Mercon argued in his e-mail to Stone that “a hookah is the perfect social medium.” And his point is one that has been brought up on several occasions.

The smoking of hookah began as a social medium in the Middle East. It has snowballed elsewhere in the world, including the United States, into a cultural phenomenon over the past few years mostly among teens and young adults. Hookah bars and cafés have popped up all over the country. In fact, since the recent efforts to get smoking banned in all public establishments, some of the tobacco venues have received a pass. Because a significant amount of their income is from the sale of the tobacco products, the establishments qualify under an exemption to the anti-smoking law.

Dobra Tea in Downtown Burlington was previously an establishment that allowed its customers to join in the smoking of the flavored tobacco while sipping on over 60 types of tea from all over the world.

Students here at Castleton argue that the college should jump on the cultural band wagon and set the standard for other Vermont state colleges and even colleges outside the state. One freshman in favor of keeping hookahs around urged Stone to reverse his decision using the argument that, as a first-year student, smoking hookah on campus had allowed he and several other students to meet in a social setting.

Stone says he supports finding social mediums.

“I wish I could have found a way to support this group’s social meetings,” he said. “I just didn’t think we could do it with hookah.”

How about your health?

Despite the common belief that the smoke is filtered by the water in the pipe, it is, in fact, no safer than smoking a cigarette. According to Thomas Eissenberg, a psychology professor at Virginia Commonwealth University and the co-author of a hookah study, “Every risk of smoking a cigarette is also associated with water pipes.”

And in some cases, the side effects are more severe. According to his study, smoking from a hookah for 45 minutes delivers 36 times more tar than one cigarette, 15 percent more carbon monoxide, and 70 percent more nicotine.

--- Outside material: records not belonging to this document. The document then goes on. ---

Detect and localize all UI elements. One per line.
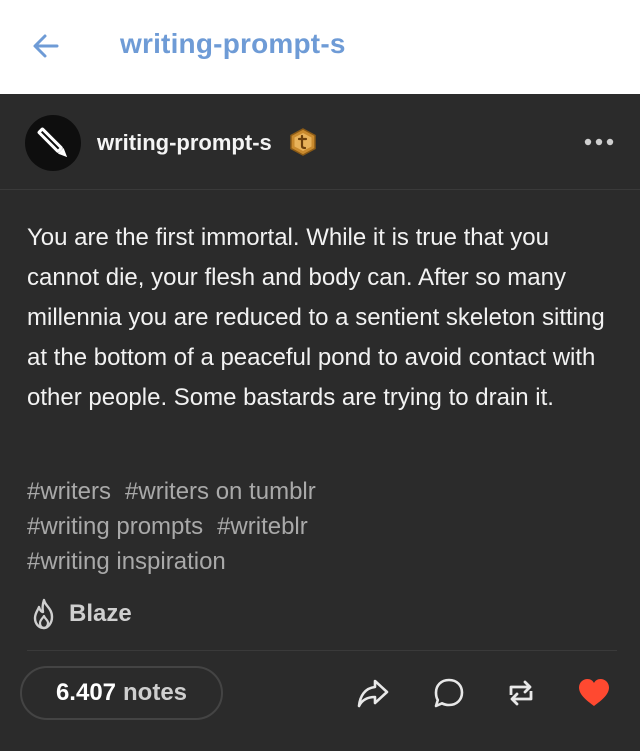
tag[interactable]: #writeblr bbox=[217, 509, 308, 544]
flame-icon bbox=[33, 598, 54, 630]
post-card: writing-prompt-s You are the first immor… bbox=[0, 94, 640, 751]
blog-name[interactable]: writing-prompt-s bbox=[97, 130, 272, 156]
tag[interactable]: #writers bbox=[27, 474, 111, 509]
notes-count: 6.407 bbox=[55, 679, 117, 706]
post-body: You are the first immortal. While it is … bbox=[27, 224, 605, 411]
arrow-left-icon[interactable] bbox=[30, 30, 62, 62]
share-icon[interactable] bbox=[355, 675, 391, 711]
divider bbox=[27, 650, 617, 651]
heart-icon[interactable] bbox=[576, 675, 612, 711]
notes-label: notes bbox=[123, 679, 188, 706]
tag[interactable]: #writing prompts bbox=[27, 509, 203, 544]
avatar[interactable] bbox=[25, 115, 81, 171]
blaze-button[interactable]: Blaze bbox=[27, 594, 132, 634]
post-header: writing-prompt-s bbox=[0, 94, 640, 190]
ellipsis-icon[interactable] bbox=[582, 134, 616, 150]
blaze-label: Blaze bbox=[69, 600, 132, 627]
tag-list: #writers #writers on tumblr #writing prom… bbox=[27, 474, 617, 579]
reblog-icon[interactable] bbox=[503, 675, 539, 711]
top-bar: writing-prompt-s bbox=[0, 0, 640, 94]
tag[interactable]: #writing inspiration bbox=[27, 544, 226, 579]
tumblr-badge-icon bbox=[290, 128, 316, 156]
page-title: writing-prompt-s bbox=[120, 28, 346, 59]
tag[interactable]: #writers on tumblr bbox=[125, 474, 316, 509]
notes-button[interactable]: 6.407 notes bbox=[20, 666, 223, 720]
reply-icon[interactable] bbox=[431, 675, 467, 711]
quill-pen-icon bbox=[37, 127, 68, 158]
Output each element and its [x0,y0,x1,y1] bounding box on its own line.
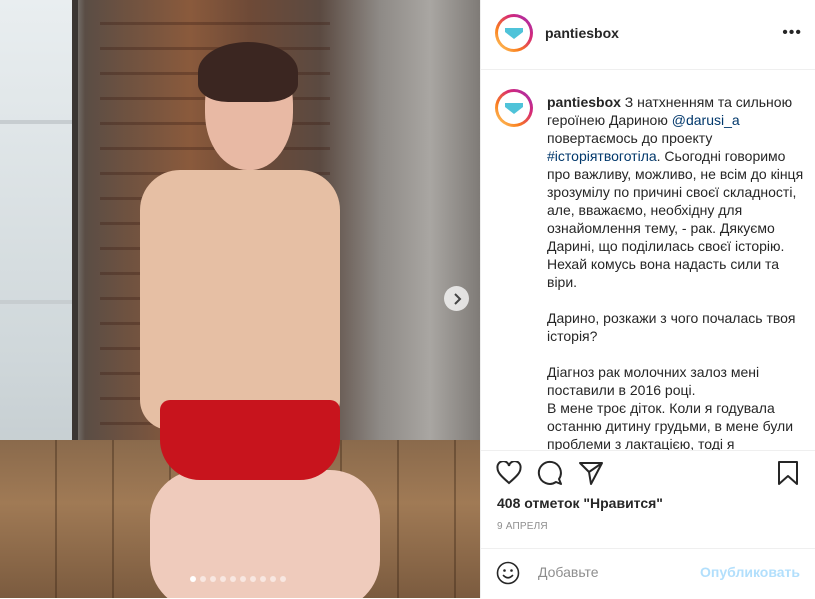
model-figure [110,40,380,598]
comment-icon [537,460,562,485]
comment-input[interactable] [536,563,720,581]
caption-avatar[interactable] [495,89,533,127]
more-icon[interactable]: ••• [782,24,802,42]
comment-bar: Опубликовать [481,548,815,599]
emoji-button[interactable] [496,561,520,590]
like-count[interactable]: 408 отметок "Нравится" [497,495,663,511]
emoji-icon [496,561,520,585]
like-button[interactable] [495,459,523,487]
post-date[interactable]: 9 АПРЕЛЯ [497,521,548,532]
share-button[interactable] [577,459,605,487]
save-button[interactable] [774,459,802,487]
caption-username[interactable]: pantiesbox [547,94,621,110]
post-photo[interactable] [0,0,480,598]
publish-button[interactable]: Опубликовать [700,564,800,580]
share-icon [579,462,603,485]
header-username[interactable]: pantiesbox [545,25,619,41]
carousel-next-button[interactable] [444,286,469,311]
brand-logo-icon [505,28,523,39]
bookmark-icon [778,461,798,485]
post-actions: 408 отметок "Нравится" 9 АПРЕЛЯ Опублико… [481,450,815,598]
post-side-panel: pantiesbox ••• pantiesbox З натхненням т… [480,0,815,598]
brand-logo-icon [505,103,523,114]
carousel-indicator [190,576,286,582]
caption: pantiesbox З натхненням та сильною герої… [481,71,815,450]
caption-text: pantiesbox З натхненням та сильною герої… [547,94,804,450]
comment-button[interactable] [536,459,564,487]
heart-icon [496,461,522,485]
avatar[interactable] [495,14,533,52]
post-header: pantiesbox ••• [481,0,815,70]
hashtag-link[interactable]: #історіятвоготіла [547,148,657,164]
mention-link[interactable]: @darusi_a [672,112,740,128]
chevron-right-icon [453,292,461,305]
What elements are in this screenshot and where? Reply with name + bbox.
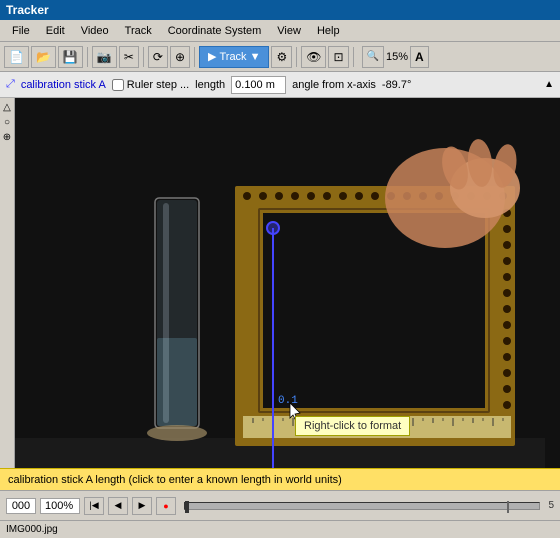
menu-help[interactable]: Help: [309, 23, 348, 39]
frame-end-number: 5: [548, 500, 554, 511]
play-back-icon: ◀: [115, 500, 122, 511]
zoom-out-button[interactable]: 🔍: [362, 46, 384, 68]
main-content: △ ○ ⊕: [0, 98, 560, 468]
left-panel-icon-1[interactable]: △: [3, 102, 11, 113]
svg-text:0.1: 0.1: [278, 395, 298, 407]
footer: IMG000.jpg: [0, 520, 560, 538]
camera-button[interactable]: 📷: [92, 46, 117, 68]
axes-icon: ⊕: [175, 50, 185, 64]
menu-coordinate-system[interactable]: Coordinate System: [160, 23, 270, 39]
scroll-up-arrow[interactable]: ▲: [544, 79, 554, 90]
calibrate-button[interactable]: ⚙: [271, 46, 292, 68]
separator-1: [87, 47, 88, 67]
clip-icon: ✂: [124, 50, 134, 64]
track-arrow-icon: ▶: [208, 50, 216, 63]
track-button[interactable]: ▶ Track ▼: [199, 46, 269, 68]
menu-edit[interactable]: Edit: [38, 23, 73, 39]
record-button[interactable]: ●: [156, 497, 176, 515]
title-bar: Tracker: [0, 0, 560, 20]
font-button[interactable]: A: [410, 46, 429, 68]
eye-icon: 👁: [306, 50, 321, 64]
ruler-step-checkbox[interactable]: [112, 79, 124, 91]
zoom-area: 🔍 15%: [362, 46, 408, 68]
save-button[interactable]: 💾: [58, 46, 83, 68]
font-icon: A: [415, 50, 424, 64]
right-click-tooltip: Right-click to format: [295, 416, 410, 436]
zoom-out-icon: 🔍: [367, 51, 379, 62]
open-button[interactable]: 📂: [31, 46, 56, 68]
axes-button[interactable]: ⊕: [170, 46, 190, 68]
calibration-arrow-icon: ⤢: [6, 78, 15, 91]
separator-3: [194, 47, 195, 67]
play-forward-button[interactable]: ▶: [132, 497, 152, 515]
play-forward-icon: ▶: [139, 500, 146, 511]
timeline-position: [185, 501, 189, 513]
new-button[interactable]: 📄: [4, 46, 29, 68]
status-bar[interactable]: calibration stick A length (click to ent…: [0, 468, 560, 490]
angle-value: -89.7°: [382, 79, 411, 91]
toolbar: 📄 📂 💾 📷 ✂ ⟳ ⊕ ▶ Track ▼ ⚙ 👁 ⊡ 🔍 15%: [0, 42, 560, 72]
length-input[interactable]: [231, 76, 286, 94]
menu-track[interactable]: Track: [117, 23, 160, 39]
left-panel-icon-2[interactable]: ○: [4, 117, 10, 128]
separator-4: [296, 47, 297, 67]
menu-bar: File Edit Video Track Coordinate System …: [0, 20, 560, 42]
track-dropdown-icon: ▼: [250, 51, 261, 63]
bottom-controls: |◀ ◀ ▶ ● 5: [0, 490, 560, 520]
zoom-fit-button[interactable]: ⊡: [328, 46, 348, 68]
status-text: calibration stick A length (click to ent…: [8, 474, 342, 486]
menu-view[interactable]: View: [269, 23, 309, 39]
open-icon: 📂: [36, 50, 51, 64]
menu-video[interactable]: Video: [73, 23, 117, 39]
track-button-label: Track: [219, 51, 246, 63]
zoom-level-display: 15%: [386, 51, 408, 63]
calibrate-icon: ⚙: [276, 50, 287, 64]
left-panel: △ ○ ⊕: [0, 98, 15, 468]
timeline-end: [507, 501, 509, 513]
zoom-fit-icon: ⊡: [333, 50, 343, 64]
length-label: length: [195, 79, 225, 91]
video-area[interactable]: 0.1 Right-click to format: [15, 98, 560, 468]
track-toolbar: ⤢ calibration stick A Ruler step ... len…: [0, 72, 560, 98]
view-button[interactable]: 👁: [301, 46, 326, 68]
record-icon: ●: [163, 501, 168, 511]
save-icon: 💾: [63, 50, 78, 64]
refresh-button[interactable]: ⟳: [148, 46, 168, 68]
calibration-stick-label: calibration stick A: [21, 79, 106, 91]
app-title: Tracker: [6, 3, 49, 17]
timeline-scrubber[interactable]: [184, 502, 540, 510]
menu-file[interactable]: File: [4, 23, 38, 39]
clip-button[interactable]: ✂: [119, 46, 139, 68]
left-panel-icon-3[interactable]: ⊕: [3, 132, 11, 143]
video-svg: 0.1: [15, 98, 560, 468]
step-back-button[interactable]: |◀: [84, 497, 104, 515]
step-back-icon: |◀: [89, 500, 98, 511]
filename-label: IMG000.jpg: [6, 524, 58, 535]
camera-icon: 📷: [97, 50, 112, 64]
separator-2: [143, 47, 144, 67]
new-icon: 📄: [9, 50, 24, 64]
refresh-icon: ⟳: [153, 50, 163, 64]
play-back-button[interactable]: ◀: [108, 497, 128, 515]
separator-5: [353, 47, 354, 67]
ruler-step-label: Ruler step ...: [112, 79, 189, 91]
angle-label: angle from x-axis: [292, 79, 376, 91]
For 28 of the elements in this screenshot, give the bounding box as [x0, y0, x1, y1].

The damage to a hookah smoker’s body does not end there. A hookah smoker is five times more likely to show signs of gum disease than a non-smoker and five times more likely to be diagnosed with lung disease than a non-smoker.

A change in the future?

Rumors spread like wildfire across campus the first two weeks of school that an incoming Castleton student was starting a hookah club. Proulx said he had heard of no such club, but anyone looking to start a hookah club is going to have to wait until policy is changed.

However, the administration urges students that if they want to see a change in the policy to approach the members of the student association. If the Student Association and the Faculty Assembly support the arguments made by the student body and support a change in policy, that change would most likely be made.

However, few efforts to reverse the decision have been made. Stone said that of all the students that he sent the e-mail to, only four either responded via e-mail or met with him and to his knowledge, no one had approached the Student Association regarding the issue.

The administration is aware that the hookah is not the root of all evil, but that doesn’t mean the ban will go away anytime soon.

“There are some strong arguments,” said Proulx. “But right now our arguments are stronger.